Curtis looked smug again. He sketched. “If you fire a laser up the back end of a rocket-a standard rocket-motor bell shape, but thick-you get much the same effect as if you carried rocket fuel aboard, but there’s a lot more payload, because you can leave your power source on the ground. Your working mass, your exhaust, is air and vaporized rocket motor, hotter than hell, with a terrific exhaust velocity. It uses a lot of power, but it’ll sure work. Pity we never built one.”
“Where would they get the power?” the President asked. “They’ve blown up all our dams. They can’t just plug into a wall socket,”
Curtis pointed to a photograph pinned to his blackboard. It showed a strange, winged object, fuzzily seen against the back ground of space.
“Ransom found that picture, among a lot of them Major Crichton’s people gave us to look at,” he said. “Joe—”

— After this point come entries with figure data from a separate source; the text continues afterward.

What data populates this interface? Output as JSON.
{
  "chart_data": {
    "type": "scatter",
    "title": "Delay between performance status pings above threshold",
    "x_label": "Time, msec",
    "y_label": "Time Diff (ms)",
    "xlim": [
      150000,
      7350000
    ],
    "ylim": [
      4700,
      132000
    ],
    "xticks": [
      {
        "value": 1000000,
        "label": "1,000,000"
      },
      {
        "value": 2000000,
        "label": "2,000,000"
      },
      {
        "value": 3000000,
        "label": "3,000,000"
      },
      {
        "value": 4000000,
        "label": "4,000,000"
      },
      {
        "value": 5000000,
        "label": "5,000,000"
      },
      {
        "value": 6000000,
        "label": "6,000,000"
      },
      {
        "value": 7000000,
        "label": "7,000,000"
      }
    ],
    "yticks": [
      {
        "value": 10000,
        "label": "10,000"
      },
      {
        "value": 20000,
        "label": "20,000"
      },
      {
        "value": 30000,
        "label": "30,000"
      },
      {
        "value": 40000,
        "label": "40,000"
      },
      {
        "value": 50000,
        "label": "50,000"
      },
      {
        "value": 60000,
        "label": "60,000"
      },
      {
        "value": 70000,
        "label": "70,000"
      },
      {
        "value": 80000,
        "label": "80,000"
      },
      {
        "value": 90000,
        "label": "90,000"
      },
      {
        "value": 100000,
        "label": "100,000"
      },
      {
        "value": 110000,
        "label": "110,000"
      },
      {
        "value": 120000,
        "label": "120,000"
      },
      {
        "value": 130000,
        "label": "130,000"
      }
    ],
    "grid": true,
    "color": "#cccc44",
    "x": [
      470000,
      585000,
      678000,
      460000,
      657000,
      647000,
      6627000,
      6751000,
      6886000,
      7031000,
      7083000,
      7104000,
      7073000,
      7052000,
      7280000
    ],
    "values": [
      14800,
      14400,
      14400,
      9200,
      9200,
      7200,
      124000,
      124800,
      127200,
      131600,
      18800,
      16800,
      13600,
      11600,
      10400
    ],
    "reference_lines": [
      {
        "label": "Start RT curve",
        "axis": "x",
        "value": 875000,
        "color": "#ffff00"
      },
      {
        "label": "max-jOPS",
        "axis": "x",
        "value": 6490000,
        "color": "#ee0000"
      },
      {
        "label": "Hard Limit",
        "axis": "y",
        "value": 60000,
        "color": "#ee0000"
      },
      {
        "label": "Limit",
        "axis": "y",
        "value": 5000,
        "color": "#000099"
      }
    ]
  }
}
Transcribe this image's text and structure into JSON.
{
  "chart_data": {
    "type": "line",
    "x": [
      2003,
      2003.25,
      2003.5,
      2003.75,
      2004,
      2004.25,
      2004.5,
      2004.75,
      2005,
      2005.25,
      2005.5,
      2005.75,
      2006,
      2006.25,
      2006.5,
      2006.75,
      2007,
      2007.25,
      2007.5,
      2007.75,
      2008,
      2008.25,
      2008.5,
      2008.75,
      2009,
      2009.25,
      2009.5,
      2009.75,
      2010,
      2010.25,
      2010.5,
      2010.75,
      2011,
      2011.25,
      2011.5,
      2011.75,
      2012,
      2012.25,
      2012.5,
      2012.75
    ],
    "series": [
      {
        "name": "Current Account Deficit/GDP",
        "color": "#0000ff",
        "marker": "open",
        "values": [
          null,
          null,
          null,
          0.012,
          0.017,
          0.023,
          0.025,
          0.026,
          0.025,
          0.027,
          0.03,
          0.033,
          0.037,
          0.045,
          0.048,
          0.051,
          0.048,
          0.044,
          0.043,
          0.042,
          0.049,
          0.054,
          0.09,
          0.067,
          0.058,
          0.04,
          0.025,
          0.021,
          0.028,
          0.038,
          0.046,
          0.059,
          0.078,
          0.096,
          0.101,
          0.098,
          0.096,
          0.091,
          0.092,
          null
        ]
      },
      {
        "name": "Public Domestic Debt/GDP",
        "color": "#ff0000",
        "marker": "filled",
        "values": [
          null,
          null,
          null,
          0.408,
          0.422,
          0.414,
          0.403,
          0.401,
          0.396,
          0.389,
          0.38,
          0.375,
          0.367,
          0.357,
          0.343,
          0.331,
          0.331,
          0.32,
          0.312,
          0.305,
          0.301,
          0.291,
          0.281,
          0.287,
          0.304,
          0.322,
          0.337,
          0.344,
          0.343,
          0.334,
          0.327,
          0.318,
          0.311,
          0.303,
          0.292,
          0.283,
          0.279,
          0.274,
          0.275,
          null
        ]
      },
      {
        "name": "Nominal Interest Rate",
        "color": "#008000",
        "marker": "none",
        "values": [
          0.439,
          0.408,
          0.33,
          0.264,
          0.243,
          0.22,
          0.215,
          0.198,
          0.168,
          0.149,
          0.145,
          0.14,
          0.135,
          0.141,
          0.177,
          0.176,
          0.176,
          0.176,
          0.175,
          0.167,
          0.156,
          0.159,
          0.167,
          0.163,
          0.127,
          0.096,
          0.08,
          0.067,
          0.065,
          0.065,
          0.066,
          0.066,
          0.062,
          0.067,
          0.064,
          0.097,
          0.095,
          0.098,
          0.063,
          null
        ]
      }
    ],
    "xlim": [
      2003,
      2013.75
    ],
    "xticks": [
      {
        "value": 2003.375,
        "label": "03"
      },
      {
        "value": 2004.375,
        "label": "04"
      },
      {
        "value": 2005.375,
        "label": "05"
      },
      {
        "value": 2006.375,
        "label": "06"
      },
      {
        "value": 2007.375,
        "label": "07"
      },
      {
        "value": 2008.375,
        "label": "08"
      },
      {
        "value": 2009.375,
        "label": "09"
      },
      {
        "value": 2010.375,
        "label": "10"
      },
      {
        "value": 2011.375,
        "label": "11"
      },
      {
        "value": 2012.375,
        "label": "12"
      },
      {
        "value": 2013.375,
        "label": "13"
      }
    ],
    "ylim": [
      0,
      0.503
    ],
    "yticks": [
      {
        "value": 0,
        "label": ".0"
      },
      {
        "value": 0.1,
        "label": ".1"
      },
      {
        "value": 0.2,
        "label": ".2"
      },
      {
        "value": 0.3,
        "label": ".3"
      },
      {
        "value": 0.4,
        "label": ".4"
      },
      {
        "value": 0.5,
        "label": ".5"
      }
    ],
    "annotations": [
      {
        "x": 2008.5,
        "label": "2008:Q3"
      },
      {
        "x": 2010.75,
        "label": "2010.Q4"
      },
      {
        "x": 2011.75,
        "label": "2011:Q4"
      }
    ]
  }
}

Ransom shrugged. “An amateur astronomer brought that in to the intelligence people. I don’t know how he talked the guards into getting it inside, but I ended up with it. It looks like they’re deploying big solar grids, way up in geosynchronous orbit.”
“We looked into building those,” the President said.

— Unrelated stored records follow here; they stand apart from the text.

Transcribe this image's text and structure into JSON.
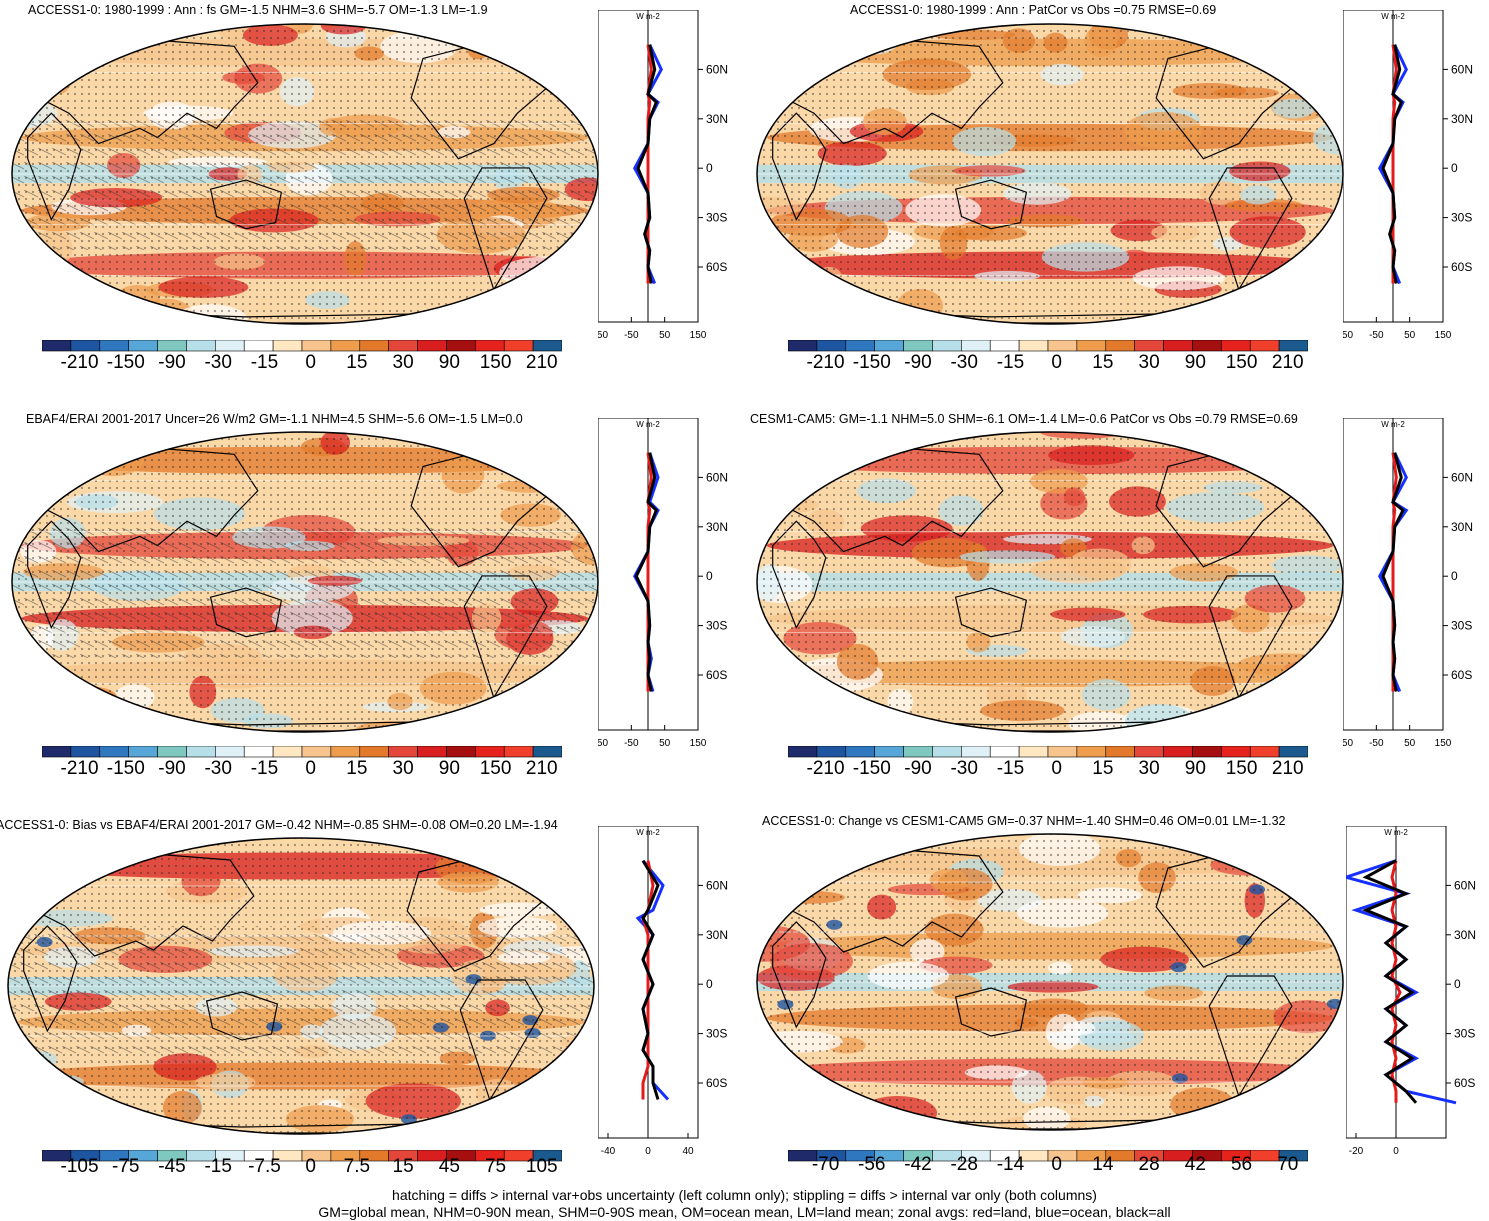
{
  "panels": [
    {
      "title": "ACCESS1-0: 1980-1999 : Ann : fs GM=-1.5 NHM=3.6 SHM=-5.7 OM=-1.3 LM=-1.9",
      "colorbar_labels": [
        "-210",
        "-150",
        "-90",
        "-30",
        "-15",
        "0",
        "15",
        "30",
        "90",
        "150",
        "210"
      ],
      "zonal_xticks": [
        "-150",
        "-50",
        "50",
        "150"
      ],
      "hatching": true
    },
    {
      "title": "ACCESS1-0: 1980-1999 : Ann : PatCor vs Obs =0.75 RMSE=0.69",
      "colorbar_labels": [
        "-210",
        "-150",
        "-90",
        "-30",
        "-15",
        "0",
        "15",
        "30",
        "90",
        "150",
        "210"
      ],
      "zonal_xticks": [
        "-150",
        "-50",
        "50",
        "150"
      ],
      "hatching": false
    },
    {
      "title": "EBAF4/ERAI 2001-2017 Uncer=26 W/m2 GM=-1.1 NHM=4.5 SHM=-5.6 OM=-1.5 LM=0.0",
      "colorbar_labels": [
        "-210",
        "-150",
        "-90",
        "-30",
        "-15",
        "0",
        "15",
        "30",
        "90",
        "150",
        "210"
      ],
      "zonal_xticks": [
        "-150",
        "-50",
        "50",
        "150"
      ],
      "hatching": true
    },
    {
      "title": "CESM1-CAM5: GM=-1.1 NHM=5.0 SHM=-6.1 OM=-1.4 LM=-0.6 PatCor vs Obs =0.79 RMSE=0.69",
      "colorbar_labels": [
        "-210",
        "-150",
        "-90",
        "-30",
        "-15",
        "0",
        "15",
        "30",
        "90",
        "150",
        "210"
      ],
      "zonal_xticks": [
        "-150",
        "-50",
        "50",
        "150"
      ],
      "hatching": false
    },
    {
      "title": "ACCESS1-0: Bias vs EBAF4/ERAI 2001-2017 GM=-0.42 NHM=-0.85 SHM=-0.08 OM=0.20 LM=-1.94",
      "colorbar_labels": [
        "-105",
        "-75",
        "-45",
        "-15",
        "-7.5",
        "0",
        "7.5",
        "15",
        "45",
        "75",
        "105"
      ],
      "zonal_xticks": [
        "-40",
        "0",
        "40"
      ],
      "hatching": true
    },
    {
      "title": "ACCESS1-0: Change vs CESM1-CAM5 GM=-0.37 NHM=-1.40 SHM=0.46 OM=0.01 LM=-1.32",
      "colorbar_labels": [
        "-70",
        "-56",
        "-42",
        "-28",
        "-14",
        "0",
        "14",
        "28",
        "42",
        "56",
        "70"
      ],
      "zonal_xticks": [
        "-20",
        "0"
      ],
      "hatching": false
    }
  ],
  "zonal_unit": "W m-2",
  "lat_ticks": [
    "60N",
    "30N",
    "0",
    "30S",
    "60S"
  ],
  "colors": {
    "palette": [
      "#1f2a6b",
      "#1d55a1",
      "#2f78c0",
      "#56a6d8",
      "#7ec8c0",
      "#b6dfe9",
      "#dff1f6",
      "#ffffff",
      "#ffe7c2",
      "#f6c48c",
      "#ee9d4d",
      "#e37a2b",
      "#e4473a",
      "#d81e1e",
      "#a50f0f",
      "#e5231c",
      "#f0402c",
      "#1a5a8e"
    ],
    "ocean_land": "#fbd8a8",
    "zonal_land": "#e51b1b",
    "zonal_ocean": "#1530ff",
    "zonal_all": "#000000"
  },
  "chart_data": [
    {
      "type": "heatmap",
      "title": "ACCESS1-0: 1980-1999 : Ann : fs GM=-1.5 NHM=3.6 SHM=-5.7 OM=-1.3 LM=-1.9",
      "zonal_mean": {
        "lat": [
          75,
          60,
          45,
          40,
          30,
          15,
          0,
          -15,
          -30,
          -40,
          -50,
          -60,
          -70
        ],
        "ocean": [
          5,
          40,
          0,
          30,
          5,
          0,
          -40,
          0,
          5,
          -10,
          5,
          0,
          20
        ],
        "land": [
          0,
          10,
          0,
          5,
          0,
          0,
          0,
          0,
          0,
          0,
          0,
          0,
          0
        ],
        "all": [
          5,
          20,
          0,
          25,
          5,
          0,
          -30,
          0,
          5,
          -10,
          5,
          0,
          10
        ]
      }
    },
    {
      "type": "heatmap",
      "title": "ACCESS1-0: 1980-1999 : Ann : PatCor vs Obs =0.75 RMSE=0.69",
      "zonal_mean": {
        "lat": [
          75,
          60,
          45,
          40,
          30,
          15,
          0,
          -15,
          -30,
          -40,
          -50,
          -60,
          -70
        ],
        "ocean": [
          5,
          40,
          0,
          30,
          5,
          0,
          -40,
          0,
          5,
          -10,
          5,
          0,
          20
        ],
        "land": [
          0,
          10,
          0,
          5,
          0,
          0,
          0,
          0,
          0,
          0,
          0,
          0,
          0
        ],
        "all": [
          5,
          20,
          0,
          25,
          5,
          0,
          -30,
          0,
          5,
          -10,
          5,
          0,
          10
        ]
      }
    },
    {
      "type": "heatmap",
      "title": "EBAF4/ERAI 2001-2017 Uncer=26 W/m2 GM=-1.1 NHM=4.5 SHM=-5.6 OM=-1.5 LM=0.0",
      "zonal_mean": {
        "lat": [
          75,
          60,
          45,
          40,
          30,
          15,
          0,
          -15,
          -30,
          -40,
          -50,
          -60,
          -70
        ],
        "ocean": [
          5,
          30,
          5,
          30,
          5,
          0,
          -40,
          0,
          5,
          0,
          10,
          0,
          15
        ],
        "land": [
          0,
          10,
          0,
          5,
          0,
          0,
          0,
          0,
          0,
          0,
          0,
          0,
          0
        ],
        "all": [
          5,
          20,
          0,
          25,
          5,
          0,
          -35,
          0,
          5,
          0,
          5,
          0,
          10
        ]
      }
    },
    {
      "type": "heatmap",
      "title": "CESM1-CAM5: GM=-1.1 NHM=5.0 SHM=-6.1 OM=-1.4 LM=-0.6 PatCor vs Obs =0.79 RMSE=0.69",
      "zonal_mean": {
        "lat": [
          75,
          60,
          45,
          40,
          30,
          15,
          0,
          -15,
          -30,
          -40,
          -50,
          -60,
          -70
        ],
        "ocean": [
          5,
          40,
          0,
          40,
          5,
          0,
          -40,
          0,
          5,
          0,
          5,
          0,
          20
        ],
        "land": [
          0,
          10,
          0,
          5,
          0,
          0,
          0,
          0,
          0,
          0,
          0,
          0,
          0
        ],
        "all": [
          5,
          25,
          0,
          30,
          5,
          0,
          -30,
          0,
          5,
          0,
          5,
          0,
          10
        ]
      }
    },
    {
      "type": "heatmap",
      "title": "ACCESS1-0: Bias vs EBAF4/ERAI 2001-2017 GM=-0.42 NHM=-0.85 SHM=-0.08 OM=0.20 LM=-1.94",
      "zonal_mean": {
        "lat": [
          75,
          60,
          45,
          40,
          30,
          15,
          0,
          -15,
          -30,
          -40,
          -50,
          -60,
          -70
        ],
        "ocean": [
          -5,
          15,
          5,
          -10,
          5,
          -5,
          5,
          -5,
          0,
          -5,
          5,
          5,
          20
        ],
        "land": [
          0,
          5,
          0,
          -5,
          0,
          0,
          0,
          0,
          0,
          0,
          0,
          -5,
          -5
        ],
        "all": [
          -5,
          10,
          0,
          -5,
          5,
          -5,
          5,
          -5,
          0,
          -5,
          5,
          5,
          10
        ]
      }
    },
    {
      "type": "heatmap",
      "title": "ACCESS1-0: Change vs CESM1-CAM5 GM=-0.37 NHM=-1.40 SHM=0.46 OM=0.01 LM=-1.32",
      "zonal_mean": {
        "lat": [
          75,
          65,
          55,
          45,
          35,
          25,
          15,
          5,
          -5,
          -15,
          -25,
          -35,
          -45,
          -55,
          -65,
          -72
        ],
        "ocean": [
          0,
          -25,
          5,
          -20,
          5,
          -5,
          5,
          -5,
          10,
          -5,
          5,
          -5,
          10,
          -5,
          5,
          30
        ],
        "land": [
          0,
          -2,
          0,
          -2,
          0,
          -2,
          0,
          -2,
          2,
          -2,
          0,
          -2,
          0,
          -2,
          0,
          0
        ],
        "all": [
          0,
          -15,
          5,
          -15,
          5,
          -5,
          5,
          -5,
          8,
          -5,
          5,
          -5,
          8,
          -5,
          5,
          10
        ]
      }
    }
  ],
  "footer": [
    "hatching = diffs > internal var+obs uncertainty (left column only); stippling = diffs > internal var only (both columns)",
    "GM=global mean, NHM=0-90N mean, SHM=0-90S mean, OM=ocean mean, LM=land mean; zonal avgs: red=land, blue=ocean, black=all"
  ]
}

“Sure,” Curtis said dryly. “But Space Power Satellites were rejected. Too costly, and too vulnerable to attack.”
“They’re vulnerable?”
“Not to anything we have now,” Curtis said. “To attack something in space you’ve got to be able to get at space.”
Coffey looked around for support. Admiral Carrell shrugged. “It’s true enough,” he said. “They’ll shoot down anything we send up long before it can get that high.”
“So what can we do?”
“ Archangel ,” Ed Gillespie said. “When we send something up, it needs to be big and powerful and well armed. I’ll get on it.”

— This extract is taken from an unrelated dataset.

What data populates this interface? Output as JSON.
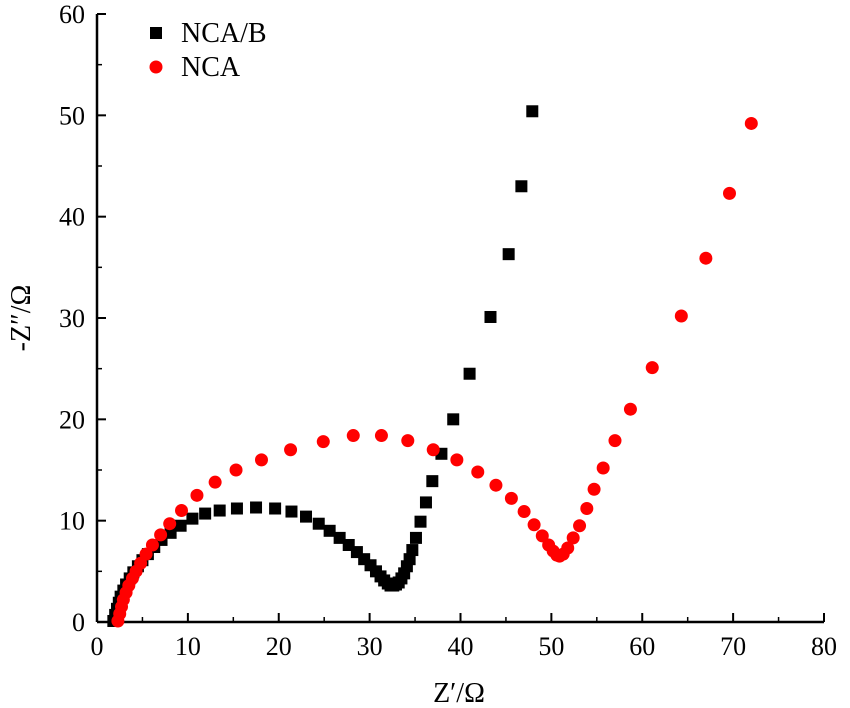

“And meanwhile, they’re throwing asteroids at us,” the President said. “General, I think you’d better work fast.” He turned to go.
“One more thing, Mr. President,” Curtis said insistently.
“Yes?”
“Today’s attack. I suppose you’ll be sending in lots of armor.”
The President looked puzzled.
“We’ll do it right, Doctor,” General Toland said. He turned to leave. “And I’d like to get at it.”
“Thor,” Curtis said.
Toland stopped. “What’s that? It sounds like something I’ve heard of—”
“Project Thor was recommended by a strategy analysis group back in the eighties,” Curtis said. “flying crowbars.” He sketched rapidly. “You take a big iron bar. Give it a rudimentary sensor, and a steerable vane for guidance. Put bundles of them in orbit. To use it, call it down from orbit, aimed at the area you’re working on. It has a simple brain, just smart enough to recognize what a tank looks like from overhead. When it sees a tank silhouette, it steers toward it. Drop ten or twenty thousand of those over an armored division, and what happens?”
“Holy shit,” Toland said.
“Are these feasible?” Admiral Carrell asked.
“Yes, sir,” Anson said. “They can seek out ships as well as tanks—”
“But we never built them,” Curtis said. “We were too cheap.”
“We would not have them now in any case,” Carrell said. “General, perhaps you should give some thought to camouflage for your tanks—”
“Or call off the attack until there’s heavy cloud cover,” Curtis said. “I’m not sure how well camouflage works. Another thing, look out for laser illumination. Thor could be built to home in that way.”
“Yes. We use that method now,” Toland said. His tone indicated triumph. These guys didn’t know everything.
“Maybe we should delay the attack,” the President said. General Toland glanced at his watch. “Too late. With our unreliable communications, some units would get the word and some wouldn’t. The ones that didn’t would go in alone, and they’d sure be slaughtered. On that score, we’ve got to get back up to Operations.”
“Thank you, gentlemen,” the President said.
As they left, Jenny heard Curtis muttering. “What do they do if it doesn’t work? They’ll have to call the Russians for help.”